Back in Belgium, my parents talked to the endocrinologist (diabetes specialist) who told us the results of my tests showed that I probably didn’t have diabetes. He sent me and my family off on holiday and said we would do more tests when we came back. You can imagine all the things I ate during the time that I was on holiday and they didn’t think I had diabetes. After my holiday, I had a big portion of pasta bolognese the day before I arrived at the hospital for further tests. On the day of the tests I did not eat anything, but my blood sugar was 215 mg/dl* initially and it went up to 411 after they gave me sugar.

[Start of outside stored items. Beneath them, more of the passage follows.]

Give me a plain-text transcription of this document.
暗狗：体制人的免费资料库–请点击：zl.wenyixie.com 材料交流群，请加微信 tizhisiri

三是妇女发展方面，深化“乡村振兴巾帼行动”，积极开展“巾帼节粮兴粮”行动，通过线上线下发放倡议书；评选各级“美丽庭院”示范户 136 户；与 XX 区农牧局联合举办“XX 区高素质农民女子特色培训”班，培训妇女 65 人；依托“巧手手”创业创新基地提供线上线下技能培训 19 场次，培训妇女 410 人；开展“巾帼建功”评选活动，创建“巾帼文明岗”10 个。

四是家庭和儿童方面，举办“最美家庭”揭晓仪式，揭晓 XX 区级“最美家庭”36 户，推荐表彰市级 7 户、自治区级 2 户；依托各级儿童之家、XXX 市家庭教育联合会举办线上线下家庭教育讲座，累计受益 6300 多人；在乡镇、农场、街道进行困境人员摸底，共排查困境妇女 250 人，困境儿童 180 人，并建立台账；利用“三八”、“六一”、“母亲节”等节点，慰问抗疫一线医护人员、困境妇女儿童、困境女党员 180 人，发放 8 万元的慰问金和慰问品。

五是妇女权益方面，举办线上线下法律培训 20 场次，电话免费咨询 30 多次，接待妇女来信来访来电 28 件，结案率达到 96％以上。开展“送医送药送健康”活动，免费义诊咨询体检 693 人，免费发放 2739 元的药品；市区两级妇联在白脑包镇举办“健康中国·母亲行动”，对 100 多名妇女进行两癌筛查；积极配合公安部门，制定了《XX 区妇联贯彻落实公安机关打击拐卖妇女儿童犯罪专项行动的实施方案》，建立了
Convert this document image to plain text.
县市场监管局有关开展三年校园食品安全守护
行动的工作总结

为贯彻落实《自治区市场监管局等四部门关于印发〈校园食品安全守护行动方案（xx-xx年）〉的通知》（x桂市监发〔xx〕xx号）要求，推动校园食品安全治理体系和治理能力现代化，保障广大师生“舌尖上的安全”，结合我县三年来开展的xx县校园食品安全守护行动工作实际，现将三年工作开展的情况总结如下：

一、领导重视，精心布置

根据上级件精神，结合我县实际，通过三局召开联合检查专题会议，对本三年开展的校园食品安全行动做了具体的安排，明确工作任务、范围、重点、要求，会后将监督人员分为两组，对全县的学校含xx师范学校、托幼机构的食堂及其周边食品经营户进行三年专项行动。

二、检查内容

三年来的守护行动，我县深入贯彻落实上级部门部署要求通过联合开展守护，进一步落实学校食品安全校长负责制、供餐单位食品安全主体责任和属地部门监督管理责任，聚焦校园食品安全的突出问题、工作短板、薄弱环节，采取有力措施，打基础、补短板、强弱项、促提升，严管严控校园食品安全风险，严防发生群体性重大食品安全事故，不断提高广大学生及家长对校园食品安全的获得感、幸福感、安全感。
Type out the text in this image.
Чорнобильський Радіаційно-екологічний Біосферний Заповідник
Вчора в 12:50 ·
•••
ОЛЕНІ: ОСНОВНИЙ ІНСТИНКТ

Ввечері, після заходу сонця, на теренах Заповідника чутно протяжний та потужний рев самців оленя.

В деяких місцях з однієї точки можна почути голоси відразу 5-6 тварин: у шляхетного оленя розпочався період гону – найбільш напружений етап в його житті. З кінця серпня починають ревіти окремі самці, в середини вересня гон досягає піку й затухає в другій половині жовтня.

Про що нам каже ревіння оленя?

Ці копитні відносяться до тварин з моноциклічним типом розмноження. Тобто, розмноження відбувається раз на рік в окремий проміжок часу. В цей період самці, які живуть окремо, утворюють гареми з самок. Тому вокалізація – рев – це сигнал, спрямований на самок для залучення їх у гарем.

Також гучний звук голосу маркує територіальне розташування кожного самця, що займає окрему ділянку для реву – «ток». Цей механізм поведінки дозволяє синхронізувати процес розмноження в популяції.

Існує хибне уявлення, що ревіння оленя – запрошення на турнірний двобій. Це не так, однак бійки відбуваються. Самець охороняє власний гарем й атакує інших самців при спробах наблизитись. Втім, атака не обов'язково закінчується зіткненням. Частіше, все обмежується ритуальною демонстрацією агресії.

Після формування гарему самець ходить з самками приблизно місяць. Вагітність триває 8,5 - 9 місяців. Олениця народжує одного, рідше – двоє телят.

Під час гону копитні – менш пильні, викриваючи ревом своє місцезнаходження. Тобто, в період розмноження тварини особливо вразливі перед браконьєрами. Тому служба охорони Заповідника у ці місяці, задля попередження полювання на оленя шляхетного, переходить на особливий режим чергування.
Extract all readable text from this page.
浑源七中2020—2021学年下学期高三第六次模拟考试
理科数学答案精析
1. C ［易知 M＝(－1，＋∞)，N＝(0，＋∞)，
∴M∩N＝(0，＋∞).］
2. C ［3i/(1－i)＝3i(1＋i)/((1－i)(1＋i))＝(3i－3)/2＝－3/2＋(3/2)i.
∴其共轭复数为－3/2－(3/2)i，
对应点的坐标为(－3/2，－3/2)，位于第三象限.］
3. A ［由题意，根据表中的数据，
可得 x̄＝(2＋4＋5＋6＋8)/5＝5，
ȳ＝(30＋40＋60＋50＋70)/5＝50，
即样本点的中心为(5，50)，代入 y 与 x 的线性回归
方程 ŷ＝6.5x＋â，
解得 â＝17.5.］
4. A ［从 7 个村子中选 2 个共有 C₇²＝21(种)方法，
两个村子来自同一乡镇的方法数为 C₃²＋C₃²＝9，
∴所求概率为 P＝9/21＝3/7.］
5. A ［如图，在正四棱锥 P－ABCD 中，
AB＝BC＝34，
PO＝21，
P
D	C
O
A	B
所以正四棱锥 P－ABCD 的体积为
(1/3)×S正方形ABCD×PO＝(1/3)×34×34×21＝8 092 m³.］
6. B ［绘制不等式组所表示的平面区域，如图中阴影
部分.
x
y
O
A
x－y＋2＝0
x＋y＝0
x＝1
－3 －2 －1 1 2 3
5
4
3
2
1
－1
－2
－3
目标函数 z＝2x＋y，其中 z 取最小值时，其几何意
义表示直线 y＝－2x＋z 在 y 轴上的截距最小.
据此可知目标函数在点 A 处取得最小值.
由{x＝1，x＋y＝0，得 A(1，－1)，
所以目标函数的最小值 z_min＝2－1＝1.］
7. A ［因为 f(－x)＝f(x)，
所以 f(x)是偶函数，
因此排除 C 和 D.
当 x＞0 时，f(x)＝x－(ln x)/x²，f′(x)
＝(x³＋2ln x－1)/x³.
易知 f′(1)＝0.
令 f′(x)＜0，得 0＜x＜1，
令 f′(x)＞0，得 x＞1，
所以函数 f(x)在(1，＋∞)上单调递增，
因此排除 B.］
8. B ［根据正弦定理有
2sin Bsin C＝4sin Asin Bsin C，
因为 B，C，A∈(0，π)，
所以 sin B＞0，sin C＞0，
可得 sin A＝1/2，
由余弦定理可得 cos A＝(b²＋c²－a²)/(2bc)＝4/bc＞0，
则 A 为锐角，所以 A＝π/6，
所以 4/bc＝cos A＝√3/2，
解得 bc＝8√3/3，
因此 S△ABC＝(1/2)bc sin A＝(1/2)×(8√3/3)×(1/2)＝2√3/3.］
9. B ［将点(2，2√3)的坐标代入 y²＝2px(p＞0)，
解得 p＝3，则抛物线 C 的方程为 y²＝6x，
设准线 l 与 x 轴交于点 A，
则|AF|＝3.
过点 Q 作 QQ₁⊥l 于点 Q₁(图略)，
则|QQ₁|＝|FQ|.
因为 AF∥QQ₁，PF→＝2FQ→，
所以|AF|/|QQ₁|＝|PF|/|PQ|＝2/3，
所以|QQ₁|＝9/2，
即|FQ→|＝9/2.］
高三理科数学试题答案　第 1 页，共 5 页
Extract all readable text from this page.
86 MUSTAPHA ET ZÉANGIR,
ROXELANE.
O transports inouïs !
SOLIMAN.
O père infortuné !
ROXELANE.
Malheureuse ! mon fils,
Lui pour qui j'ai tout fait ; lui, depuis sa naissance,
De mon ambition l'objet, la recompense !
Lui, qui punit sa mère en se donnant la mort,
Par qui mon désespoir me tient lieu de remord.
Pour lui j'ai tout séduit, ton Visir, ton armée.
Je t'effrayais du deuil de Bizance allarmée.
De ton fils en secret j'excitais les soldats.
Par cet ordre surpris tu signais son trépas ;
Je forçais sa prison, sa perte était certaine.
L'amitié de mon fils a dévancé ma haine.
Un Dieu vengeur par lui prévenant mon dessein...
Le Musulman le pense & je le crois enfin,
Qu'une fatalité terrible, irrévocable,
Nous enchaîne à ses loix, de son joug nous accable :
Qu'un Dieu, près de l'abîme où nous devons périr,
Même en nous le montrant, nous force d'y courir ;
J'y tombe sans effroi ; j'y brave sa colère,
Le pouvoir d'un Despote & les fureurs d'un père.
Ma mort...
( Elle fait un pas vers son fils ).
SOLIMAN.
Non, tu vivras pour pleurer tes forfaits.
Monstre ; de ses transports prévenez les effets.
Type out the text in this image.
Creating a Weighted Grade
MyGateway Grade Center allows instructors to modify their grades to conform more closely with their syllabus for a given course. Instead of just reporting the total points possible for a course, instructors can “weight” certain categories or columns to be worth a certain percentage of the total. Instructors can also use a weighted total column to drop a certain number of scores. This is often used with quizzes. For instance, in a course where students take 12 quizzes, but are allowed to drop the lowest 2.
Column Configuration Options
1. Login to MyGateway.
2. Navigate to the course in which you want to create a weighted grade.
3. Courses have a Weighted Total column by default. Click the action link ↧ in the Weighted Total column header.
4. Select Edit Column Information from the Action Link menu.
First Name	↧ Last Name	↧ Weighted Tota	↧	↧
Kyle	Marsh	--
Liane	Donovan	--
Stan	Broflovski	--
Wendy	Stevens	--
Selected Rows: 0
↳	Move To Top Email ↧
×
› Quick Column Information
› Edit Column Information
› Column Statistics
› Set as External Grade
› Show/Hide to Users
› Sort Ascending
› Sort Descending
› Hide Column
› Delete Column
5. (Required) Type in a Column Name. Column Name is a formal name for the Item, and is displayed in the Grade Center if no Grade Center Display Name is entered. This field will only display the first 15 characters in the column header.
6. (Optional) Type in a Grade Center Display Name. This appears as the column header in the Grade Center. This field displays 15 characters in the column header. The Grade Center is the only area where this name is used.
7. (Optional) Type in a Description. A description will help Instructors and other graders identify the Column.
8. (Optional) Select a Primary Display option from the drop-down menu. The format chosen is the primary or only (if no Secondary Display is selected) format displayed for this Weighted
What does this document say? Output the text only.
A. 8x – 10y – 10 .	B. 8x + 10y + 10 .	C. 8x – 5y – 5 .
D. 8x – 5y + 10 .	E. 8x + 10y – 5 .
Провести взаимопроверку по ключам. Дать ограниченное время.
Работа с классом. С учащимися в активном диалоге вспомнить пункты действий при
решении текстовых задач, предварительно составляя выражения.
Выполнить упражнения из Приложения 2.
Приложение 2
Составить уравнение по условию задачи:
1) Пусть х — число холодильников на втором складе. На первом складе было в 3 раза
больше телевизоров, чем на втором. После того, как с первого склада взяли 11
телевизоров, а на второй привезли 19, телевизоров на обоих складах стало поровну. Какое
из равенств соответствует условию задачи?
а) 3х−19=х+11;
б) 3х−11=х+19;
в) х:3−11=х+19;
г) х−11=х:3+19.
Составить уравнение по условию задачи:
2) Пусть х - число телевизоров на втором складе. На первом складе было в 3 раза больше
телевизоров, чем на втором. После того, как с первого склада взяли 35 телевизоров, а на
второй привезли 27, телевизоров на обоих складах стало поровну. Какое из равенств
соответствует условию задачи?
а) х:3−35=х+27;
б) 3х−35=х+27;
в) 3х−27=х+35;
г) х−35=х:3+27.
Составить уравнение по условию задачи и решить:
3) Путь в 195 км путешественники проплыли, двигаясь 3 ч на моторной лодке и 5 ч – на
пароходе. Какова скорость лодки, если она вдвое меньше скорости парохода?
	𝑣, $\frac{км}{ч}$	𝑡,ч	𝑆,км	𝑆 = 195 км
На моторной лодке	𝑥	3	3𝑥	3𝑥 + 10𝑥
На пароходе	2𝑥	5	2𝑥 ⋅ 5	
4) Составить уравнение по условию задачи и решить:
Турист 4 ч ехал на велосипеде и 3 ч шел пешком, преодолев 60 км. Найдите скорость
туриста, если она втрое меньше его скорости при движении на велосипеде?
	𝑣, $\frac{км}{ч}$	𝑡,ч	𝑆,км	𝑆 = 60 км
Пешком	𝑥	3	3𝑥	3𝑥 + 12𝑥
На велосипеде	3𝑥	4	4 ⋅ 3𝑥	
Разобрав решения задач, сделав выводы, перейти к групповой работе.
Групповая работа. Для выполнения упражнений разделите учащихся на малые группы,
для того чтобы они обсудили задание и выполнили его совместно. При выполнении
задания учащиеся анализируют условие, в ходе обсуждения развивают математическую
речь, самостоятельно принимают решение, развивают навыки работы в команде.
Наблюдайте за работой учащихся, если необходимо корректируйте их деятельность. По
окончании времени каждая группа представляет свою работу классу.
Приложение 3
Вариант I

The lovely spaghetti bolognese I had the day before was the last meal I ever had without an injection of insulin.

It makes my family wonder, was the “missed-diagnosis” in Africa due to the lack of sufficient equipment, or would it have happened in Belgium as well? We’ll never now…

Africa Now
Nowadays, and since my family as a long history in Africa, I am dreaming of going back to live there as well. For the first time in ten years, I had to ask myself certain questions: If I do move back, would I be able to get the insulins that have allowed me to have the great quality of life that I have lived until now? If I could find the insulin, would I be able to pay for it?

These two questions reveal big differences between the wealthy continents and countries that are still struggling to provide adequate healthcare or sufficient income to their citizens so that they can afford to buy their own devices. In Belgium, there is access to any treatment that best fits the lifestyle of a patient such as pumps, basal-prandial systems of insulin, two injections a day, plus the fact that all insulins are available from all the different brands. For the countries in Africa that I have explored information about diabetes and insulin access, there is only one treatment available and people have to pay for it.

So, to answer the two previous questions, I couldn’t access to my current treatment and I would not be able to pay for it. The only way I have found so far to cope with these issues would be to get international insurance and buy my insulin in Europe. It is important to note that this is not a solution that is offered to everyone. International Insurances can be quite costly, and most people would not be able to travel to Europe to get their insulin.

What does all of this mean?
Continents, regions and countries have different needs and priorities in regard to diabetes. In Belgium, there are still needs like continuous education so that people are more aware of the different treatments or so that there can be an emphasis on the patient to truly be self-managers of their diabetes to improve their quality of life. In Africa, however, access to treatment or even diagnosis is sometimes difficult or impossible because of the remoteness of some populations. Africa is vast and countries may have different needs because their current economic development is different, prevalence rates are different, and their histories are different. This means that specific solutions need to be explored and applied to these different populations.

It is unjust that some countries are on the edge of producing artificial pancreases, while others are still struggling to allow their people to survive with type 1 diabetes.